You know, I sat there and almost fell out of my chair when Kidd wasn't on the floor at the end of last night's Mavs-Spurs game. I even wrote in the game thread that I thought the decision was "bizarre." But I will say this in hindsight: Avery's strategy clearly worked.
As Mike Fisher outlines in some detail at dallasbasketball.com, the Mavericks got three good shots in that final half minute. If you were to stop time and say--without looking at anyone on the floor--"Thanks to Avery's strategy, the Mavericks will get three good shots during this final half minute--two by Dirk and one by Jet--while San Antonio doesn't score" wouldn't you say "Wow, that's a great result. Three good looks by our best two crunch time shooters is probably about as good as we can get. I sure hope we would make a shot or two!"
I think practically everyone would say that.
So why should our opinion change when you list who was or wasn't on the floor? Isn't basketball about results, and since a coach isn't physically able to take shots, the best result for him is to put our shooters in the best position to make a shot, and Avery's strategy did it three times last night when it really mattered.
This really appears to me a situation where people are saying, "Well, the strategy worked, but I don't like it anyway."
There is only two situations where last night's effective results should be considered false thinking: 1) If it was pure dumb luck that got those shots. We know that, in this instance, luck wasn't the case (again, Fisher outlines the design leading to the favorable isolations well on his site). 2) Some other strategy would have been more effective. This is arguable. Perhaps Kidd would have been able to get Dampier to dunk on Duncan. Maybe he would have been able to get Dirk a better look than Dirk shooting over Parker. But I don't think we can with any degree of confidence say that Kidd's presence would have generated three even better shots.
Of course the question then becomes, "Then why trade for Kidd at all?" The answer is quite simple: This offense needs Kidd against other teams, not necessarily the Spurs.
Time has proven that the Mavericks match up well with San Antonio.
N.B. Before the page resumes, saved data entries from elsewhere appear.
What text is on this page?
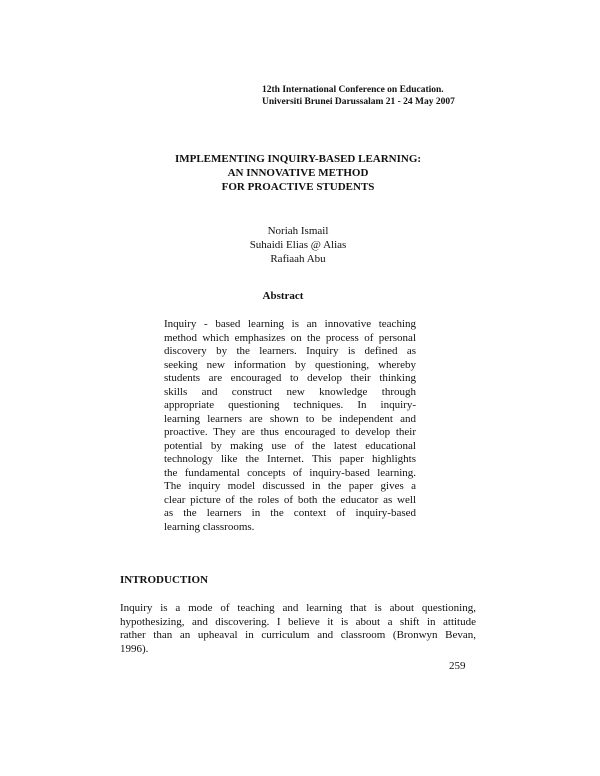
12th International Conference on Education.
Universiti Brunei Darussalam 21 - 24 May 2007
IMPLEMENTING INQUIRY-BASED LEARNING:
AN INNOVATIVE METHOD
FOR PROACTIVE STUDENTS
Noriah Ismail
Suhaidi Elias @ Alias
Rafiaah Abu
Abstract
Inquiry - based learning is an innovative teaching
method which emphasizes on the process of personal
discovery by the learners. Inquiry is defined as
seeking new information by questioning, whereby
students are encouraged to develop their thinking
skills and construct new knowledge through
appropriate questioning techniques. In inquiry-
learning learners are shown to be independent and
proactive. They are thus encouraged to develop their
potential by making use of the latest educational
technology like the Internet. This paper highlights
the fundamental concepts of inquiry-based learning.
The inquiry model discussed in the paper gives a
clear picture of the roles of both the educator as well
as the learners in the context of inquiry-based
learning classrooms.
INTRODUCTION
Inquiry is a mode of teaching and learning that is about questioning,
hypothesizing, and discovering. I believe it is about a shift in attitude
rather than an upheaval in curriculum and classroom (Bronwyn Bevan,
1996).
259
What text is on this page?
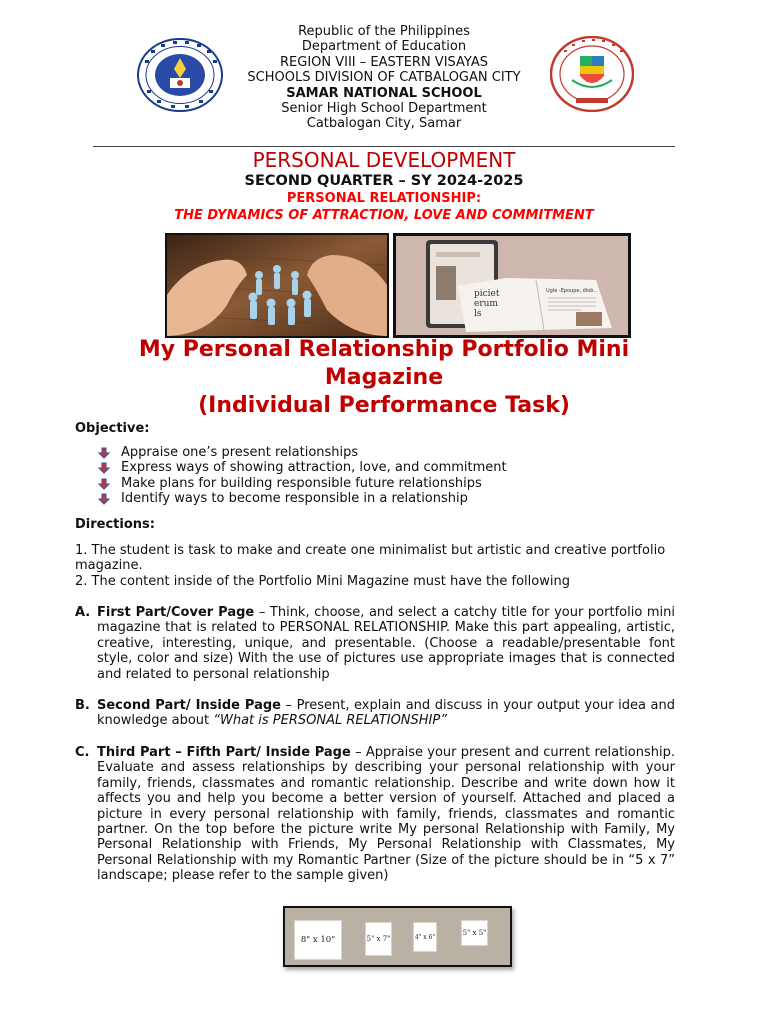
Republic of the Philippines
Department of Education
REGION VIII – EASTERN VISAYAS
SCHOOLS DIVISION OF CATBALOGAN CITY
SAMAR NATIONAL SCHOOL
Senior High School Department
Catbalogan City, Samar
PERSONAL DEVELOPMENT
SECOND QUARTER – SY 2024-2025
PERSONAL RELATIONSHIP:
THE DYNAMICS OF ATTRACTION, LOVE AND COMMITMENT
piciet
erum
ls
Ugle -Epoupe, dlob..
My Personal Relationship Portfolio Mini
Magazine
(Individual Performance Task)
Objective:
Appraise one’s present relationships
Express ways of showing attraction, love, and commitment
Make plans for building responsible future relationships
Identify ways to become responsible in a relationship
Directions:
1. The student is task to make and create one minimalist but artistic and creative portfolio magazine.
2. The content inside of the Portfolio Mini Magazine must have the following
A. First Part/Cover Page – Think, choose, and select a catchy title for your portfolio mini magazine that is related to PERSONAL RELATIONSHIP. Make this part appealing, artistic, creative, interesting, unique, and presentable. (Choose a readable/presentable font style, color and size) With the use of pictures use appropriate images that is connected and related to personal relationship
B. Second Part/ Inside Page – Present, explain and discuss in your output your idea and knowledge about “What is PERSONAL RELATIONSHIP”
C. Third Part – Fifth Part/ Inside Page – Appraise your present and current relationship. Evaluate and assess relationships by describing your personal relationship with your family, friends, classmates and romantic relationship. Describe and write down how it affects you and help you become a better version of yourself. Attached and placed a picture in every personal relationship with family, friends, classmates and romantic partner. On the top before the picture write My personal Relationship with Family, My Personal Relationship with Friends, My Personal Relationship with Classmates, My Personal Relationship with my Romantic Partner (Size of the picture should be in “5 x 7” landscape; please refer to the sample given)
8" x 10"	5" x 7"	4" x 6"	5" x 5"
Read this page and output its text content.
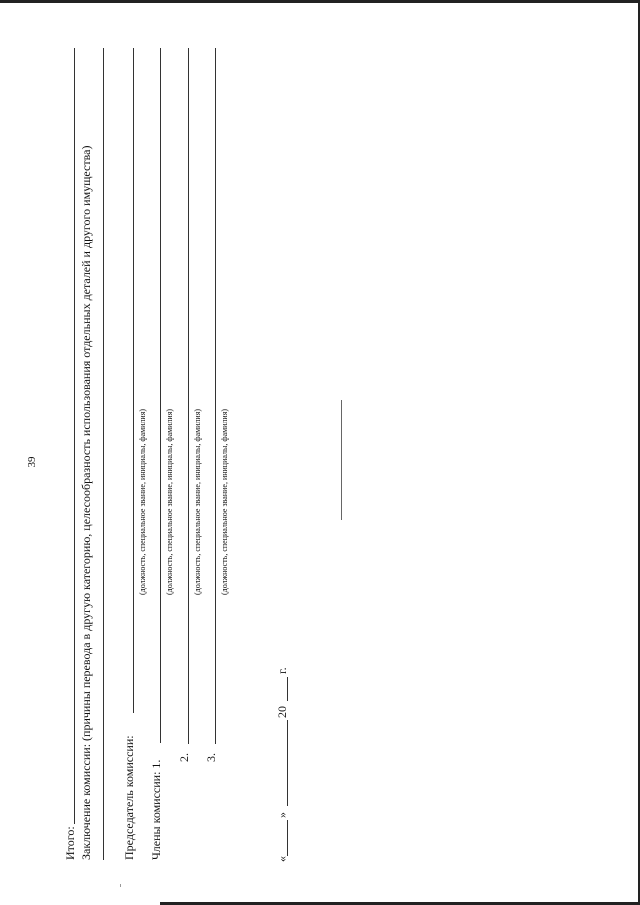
39
Итого: Заключение комиссии: (причины перевода в другую категорию, целесообразность использования отдельных деталей и другого имущества) Председатель комиссии:
(должность, специальное звание, инициалы, фамилия)
Члены комиссии: 1.
(должность, специальное звание, инициалы, фамилия)
2.
(должность, специальное звание, инициалы, фамилия)
3.
(должность, специальное звание, инициалы, фамилия)
«
»
20
г.
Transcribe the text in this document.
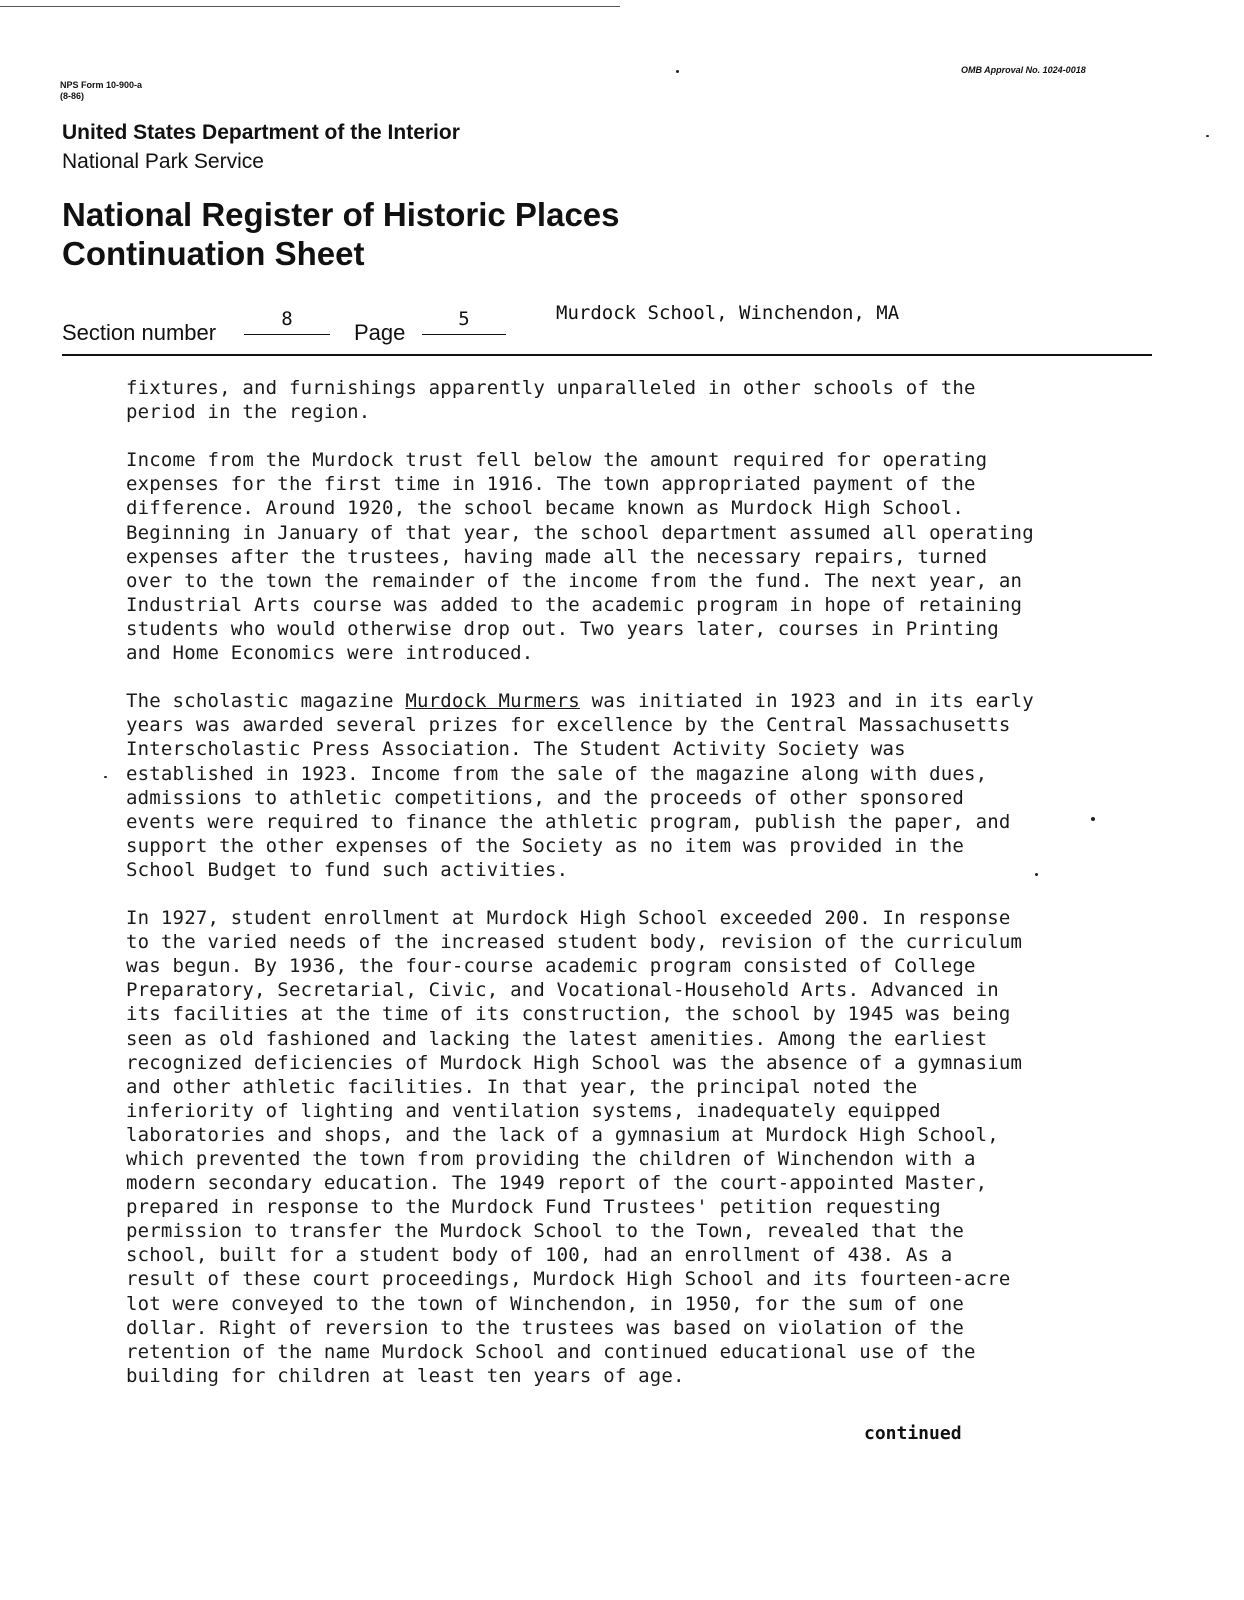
NPS Form 10-900-a
(8-86)
OMB Approval No. 1024-0018
United States Department of the Interior
National Park Service
National Register of Historic Places
Continuation Sheet
Section number
8
Page
5	Murdock School, Winchendon, MA
fixtures, and furnishings apparently unparalleled in other schools of the
period in the region.
Income from the Murdock trust fell below the amount required for operating
expenses for the first time in 1916. The town appropriated payment of the
difference. Around 1920, the school became known as Murdock High School.
Beginning in January of that year, the school department assumed all operating
expenses after the trustees, having made all the necessary repairs, turned
over to the town the remainder of the income from the fund. The next year, an
Industrial Arts course was added to the academic program in hope of retaining
students who would otherwise drop out. Two years later, courses in Printing
and Home Economics were introduced.
The scholastic magazine Murdock Murmers was initiated in 1923 and in its early
years was awarded several prizes for excellence by the Central Massachusetts
Interscholastic Press Association. The Student Activity Society was
established in 1923. Income from the sale of the magazine along with dues,
admissions to athletic competitions, and the proceeds of other sponsored
events were required to finance the athletic program, publish the paper, and
support the other expenses of the Society as no item was provided in the
School Budget to fund such activities.
In 1927, student enrollment at Murdock High School exceeded 200. In response
to the varied needs of the increased student body, revision of the curriculum
was begun. By 1936, the four-course academic program consisted of College
Preparatory, Secretarial, Civic, and Vocational-Household Arts. Advanced in
its facilities at the time of its construction, the school by 1945 was being
seen as old fashioned and lacking the latest amenities. Among the earliest
recognized deficiencies of Murdock High School was the absence of a gymnasium
and other athletic facilities. In that year, the principal noted the
inferiority of lighting and ventilation systems, inadequately equipped
laboratories and shops, and the lack of a gymnasium at Murdock High School,
which prevented the town from providing the children of Winchendon with a
modern secondary education. The 1949 report of the court-appointed Master,
prepared in response to the Murdock Fund Trustees' petition requesting
permission to transfer the Murdock School to the Town, revealed that the
school, built for a student body of 100, had an enrollment of 438. As a
result of these court proceedings, Murdock High School and its fourteen-acre
lot were conveyed to the town of Winchendon, in 1950, for the sum of one
dollar. Right of reversion to the trustees was based on violation of the
retention of the name Murdock School and continued educational use of the
building for children at least ten years of age.
continued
The same five that were on the floor for the last 35 seconds last night were the primary five that took the Mavericks past the Spurs to the finals. Frankly, this team really didn't need Kidd to get past the Spurs. We need Kidd to get past other teams and to do what he often did last night: Change our offensive look to make it harder on teams to defend against us.
Again, I like the Kidd trade for what it brings to our defense and the flexibility it brings to our offense, but we just can't get lost in the glow of Kidd's arrival and ignore the reality that our isolation offense can be devastatingly effective against teams. One of those teams happens to be the Spurs, and you know that's the case when Dirk gets two straight mid-range jumpers while being defended by Tony Parker and Terry gets a straight run to the hoop with only Bruce Bowen between him and a score--and this all happens in the final 30 seconds of the game.
Let's face it, in this instance Avery is getting blamed for Dirk missing shots he is supposed to make.